Reputation: 97
I read a lot about the first. and last. function and basic calculations in SAS, though I want to circumvent the following problem in the datastep (if possible):
I need to flag each observation that exceeds the 25th percentile in each direction. I.e. I want to calculate outliers and give them either a 1 or 0 (outlier or not). The problem I have is that I want to do it for a group/class of observations in the dataset.
Group Value OutlierFlag
a 1 1
a 10 0
a 11 0
a 400 1
b 2 0
b 2 0
b 500 1
To complicate/advance: I need to add a time-grid which means I need to sum all observations each minute and write down the value onto a kind of grid (the current observations are not in specified time intervals).

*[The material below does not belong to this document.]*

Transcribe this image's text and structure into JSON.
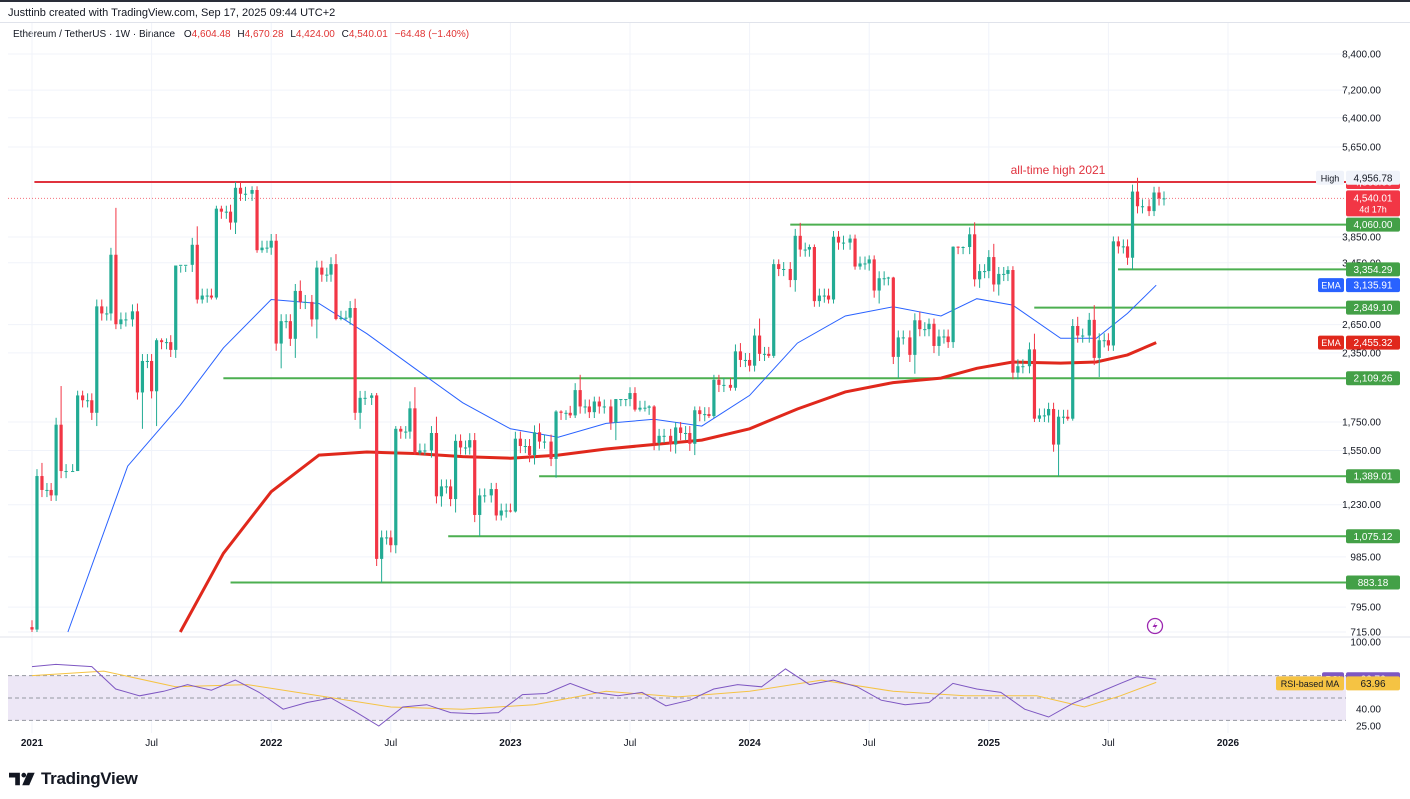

I already produced the grid (minute steps). But how can I sum up observations and include them into the grid datastep in each minute observations? I am sorry if this is too blurry but maybe one of you knows how to do that or has an idea. I am very thankful!
Best!
EDIT:
Alright, I tested:
proc means data = MM.Data median P25 P75;
class Security;
ods output Summary=mm.Data_median;
var price spread; run;
data mm.data; set mm.Data_median;
run;
That basically gives me the Proc Means Output. But I want the original dataet filled with the p25 and p75 variables. Then I tried:
proc sql;
create table mm.newData as select *, sum(spread) as sumspread
from mm.Data
group by RIC; quit;
But it firstly groups it again and then there is no P25 function (I just entered sum for trial reasons).
Upvotes: 1
Views: 544
Reputation: 21274
Merge in using BY Group
proc means data=sashelp.class nway stackods median p25 p75;
class sex;
var weight;
ods output summary=stats;
run;
proc sort data=sashelp.class out=class;
by sex;
data want;
merge class stats (keep=sex median p25 p75);
by sex;
flag_p75=ifn(weight>p75, 1, 0);
run;
Upvotes: 3